Is Hearing the Last to Go?

New research shows that the brain processes what we hear at the end of life.

Posted Aug 26, 2020

A significant percentage of professional music therapists in the United States provide end-of-life care, often through working for a hospice agency. This is an area of practice where music therapists can positively impact the quality of life for patients and their families by addressing various physiological, social, emotional, and spiritual needs (Fiore & Masko, 2018).

Though I have little personal clinical experience in hospice and end-of-life care, I have many friends and colleagues who do. These hospice music therapists love their work, and for good reason. They talk about the unique privilege it is to be with their patients and their families during this transitional period in life, how it offers perspective and reminds them of what it means to connect, live, and feel.

Sometimes, too, these hospice music therapists are called in to provide music during the last minutes and hours of someone’s life. Why? Well, it’s thought that hearing is one of the last senses to go.
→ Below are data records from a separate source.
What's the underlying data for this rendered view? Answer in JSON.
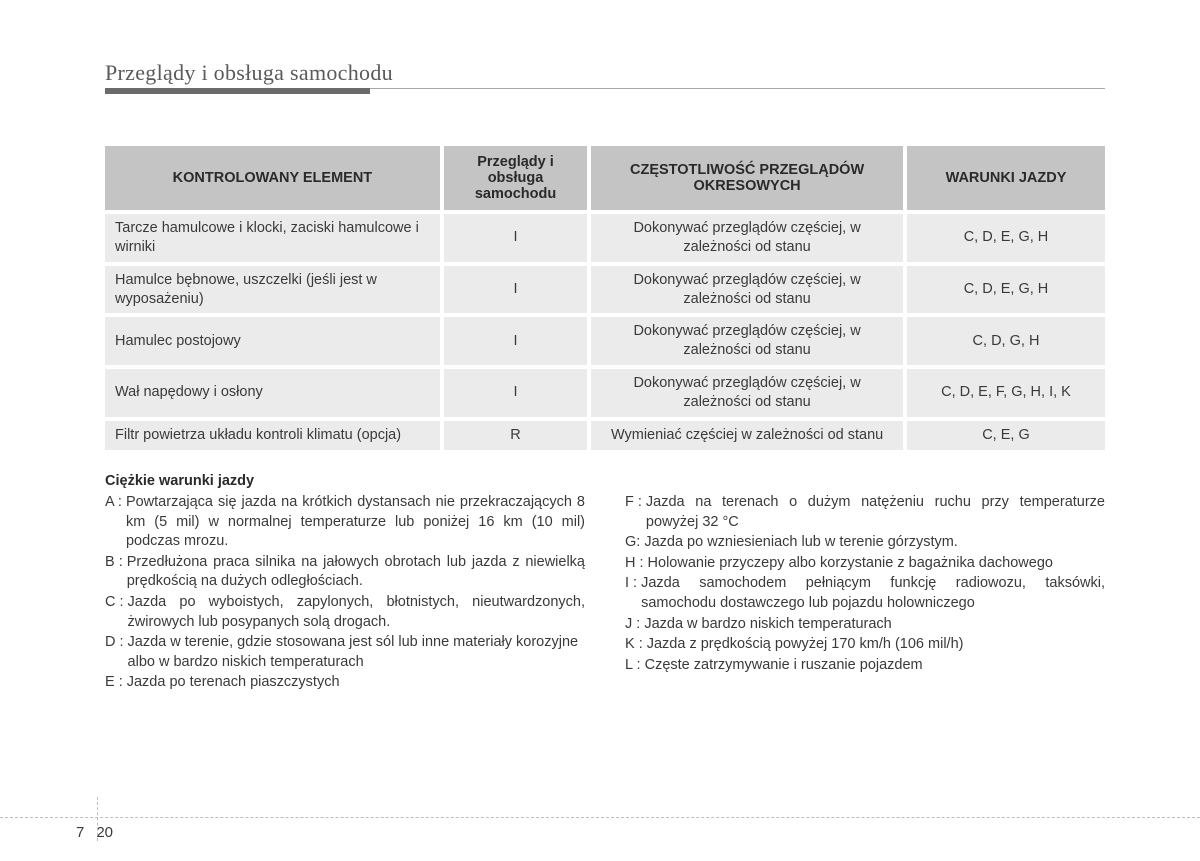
{
  "header": {
    "title": "Przeglądy i obsługa samochodu"
  },
  "table": {
    "headers": {
      "col1": "KONTROLOWANY ELEMENT",
      "col2": "Przeglądy i obsługa samochodu",
      "col3": "CZĘSTOTLIWOŚĆ PRZEGLĄDÓW OKRESOWYCH",
      "col4": "WARUNKI JAZDY"
    },
    "rows": [
      {
        "element": "Tarcze hamulcowe i klocki, zaciski hamulcowe i wirniki",
        "service": "I",
        "frequency": "Dokonywać przeglądów częściej, w zależności od stanu",
        "conditions": "C, D, E, G, H"
      },
      {
        "element": "Hamulce bębnowe, uszczelki (jeśli jest w wyposażeniu)",
        "service": "I",
        "frequency": "Dokonywać przeglądów częściej, w zależności od stanu",
        "conditions": "C, D, E, G, H"
      },
      {
        "element": "Hamulec postojowy",
        "service": "I",
        "frequency": "Dokonywać przeglądów częściej, w zależności od stanu",
        "conditions": "C, D, G, H"
      },
      {
        "element": "Wał napędowy i osłony",
        "service": "I",
        "frequency": "Dokonywać przeglądów częściej, w zależności od stanu",
        "conditions": "C, D, E, F, G, H, I, K"
      },
      {
        "element": "Filtr powietrza układu kontroli klimatu (opcja)",
        "service": "R",
        "frequency": "Wymieniać częściej w zależności od stanu",
        "conditions": "C, E, G"
      }
    ]
  },
  "conditions": {
    "title": "Ciężkie warunki jazdy",
    "left": [
      {
        "label": "A :",
        "text": "Powtarzająca się jazda na krótkich dystansach nie przekraczających 8 km (5 mil) w normalnej temperaturze lub poniżej 16 km (10 mil) podczas mrozu.",
        "justify": true
      },
      {
        "label": "B :",
        "text": "Przedłużona praca silnika na jałowych obrotach lub jazda z niewielką prędkością na dużych odległościach.",
        "justify": true
      },
      {
        "label": "C :",
        "text": "Jazda po wyboistych, zapylonych, błotnistych, nieutwardzonych, żwirowych lub posypanych solą drogach.",
        "justify": true
      },
      {
        "label": "D :",
        "text": "Jazda w terenie, gdzie stosowana jest sól lub inne materiały korozyjne albo w bardzo niskich temperaturach",
        "justify": false
      },
      {
        "label": "E :",
        "text": "Jazda po terenach piaszczystych",
        "justify": false
      }
    ],
    "right": [
      {
        "label": "F :",
        "text": "Jazda na terenach o dużym natężeniu ruchu przy temperaturze powyżej 32 °C",
        "justify": true
      },
      {
        "label": "G:",
        "text": "Jazda po wzniesieniach lub w terenie górzystym.",
        "justify": false
      },
      {
        "label": "H :",
        "text": "Holowanie przyczepy albo korzystanie z bagażnika dachowego",
        "justify": true
      },
      {
        "label": "I :",
        "text": "Jazda samochodem pełniącym funkcję radiowozu, taksówki, samochodu dostawczego lub pojazdu holowniczego",
        "justify": true
      },
      {
        "label": "J :",
        "text": "Jazda w bardzo niskich temperaturach",
        "justify": false
      },
      {
        "label": "K :",
        "text": "Jazda z prędkością powyżej 170 km/h (106 mil/h)",
        "justify": false
      },
      {
        "label": "L :",
        "text": "Częste zatrzymywanie i ruszanie pojazdem",
        "justify": false
      }
    ]
  },
  "footer": {
    "chapter": "7",
    "page": "20"
  }
}
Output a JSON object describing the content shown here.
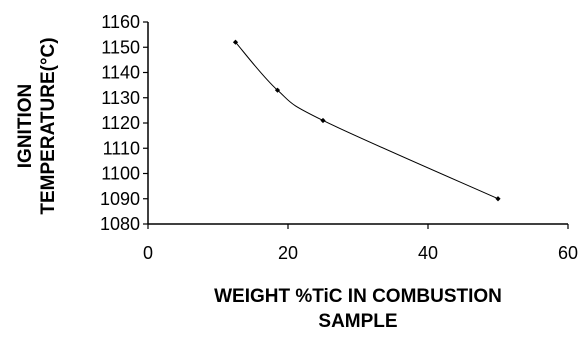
{
  "chart_data": {
    "type": "line",
    "title": "",
    "xlabel_lines": [
      "WEIGHT %TiC IN COMBUSTION",
      "SAMPLE"
    ],
    "ylabel_lines": [
      "IGNITION",
      "TEMPERATURE(°C)"
    ],
    "xlim": [
      0,
      60
    ],
    "ylim": [
      1080,
      1160
    ],
    "x_ticks": [
      0,
      20,
      40,
      60
    ],
    "y_ticks": [
      1080,
      1090,
      1100,
      1110,
      1120,
      1130,
      1140,
      1150,
      1160
    ],
    "grid": false,
    "legend": "none",
    "line_color": "#000000",
    "series": [
      {
        "x": [
          12.5,
          18.5,
          25,
          50
        ],
        "y": [
          1152,
          1133,
          1121,
          1090
        ]
      }
    ]
  }
}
But is that true? Researchers in Vancouver, Canada who examined just that published their findings this summer in Scientific Reports. They analyzed three different EEG-measured brain responses to auditory patterns in 17 conscious, healthy young participants, 8 hospice patients who were conscious, and 5 hospice patients who were actively dying and unresponsive. 

Participants in all three groups listened to a series of five-tone auditory patterns while an EEG tracked their neural responses. These responses were selected as they indicate a person is able to perceive auditory information (MMN), and focus their attention on the auditory signal either voluntarily (P3b) or automatically (P3a).  

The researchers analyzed neural activity as participants heard tone changes and pattern changes. Their results covered a range of findings outlining similarities and differences in neural responses to auditory patterns between the three groups of participants. But what did they find specific to understanding whether or not hearing is in fact one of the last senses we hold? Here is the evidence they presented for the five participants in the unresponsive, actively dying hospice group:

  • All showed evidence of neural MMN (auditory perception) and P3a (automatic attention) responses to tone changes.
  • Some showed evidence of P3a and P3b (voluntary attention) responses to pattern changes.
  • When averaging neural responses from all five participants in the group, the researchers reported weak, but observable, P3a responses to tone changes, but not pattern changes, and no P3b responses to tone or pattern changes.

So what does this all mean? In short, these results provide evidence that for at least some individuals their brains continue to process auditory information, even if they don’t respond in a noticeable way through a turn of the head, a change in eye gaze direction, or toe taps to the beat. Additionally, they reported that some of the neural response patterns in these participants were similar to those seen in the younger, healthy controls, indicating their brains were processing what they were hearing in (perhaps surprisingly) typical ways. 

Thus, there may indeed be something to the notion that gets passed down between professional hospice workers and shared with recipients of hospice care—in those final moments of life, go ahead and keep talking and singing to your loved one. Include them in the conversation (even if they don't respond), play music, and accept that music therapist’s offer to support you and your loved one during this time of transition. 

References

Blundon, E.  G., Gallagher, R. E., & Ward, L.M. (2020). Electrophysiological evidence of preserved hearing at the end of life. Scientific Reports, 10(10336). https://doi.org/10.1038/s41598-020-67234-9

Fiore, J., & Masko, M. (2018). Music therapy in hospice, palliative care, and bereavement. In A. Knight, B. LaGasse, & A. Clair (Eds.), Music therapy: An introduction to the profession (pp. 395-414). American Music Therapy Association, Inc.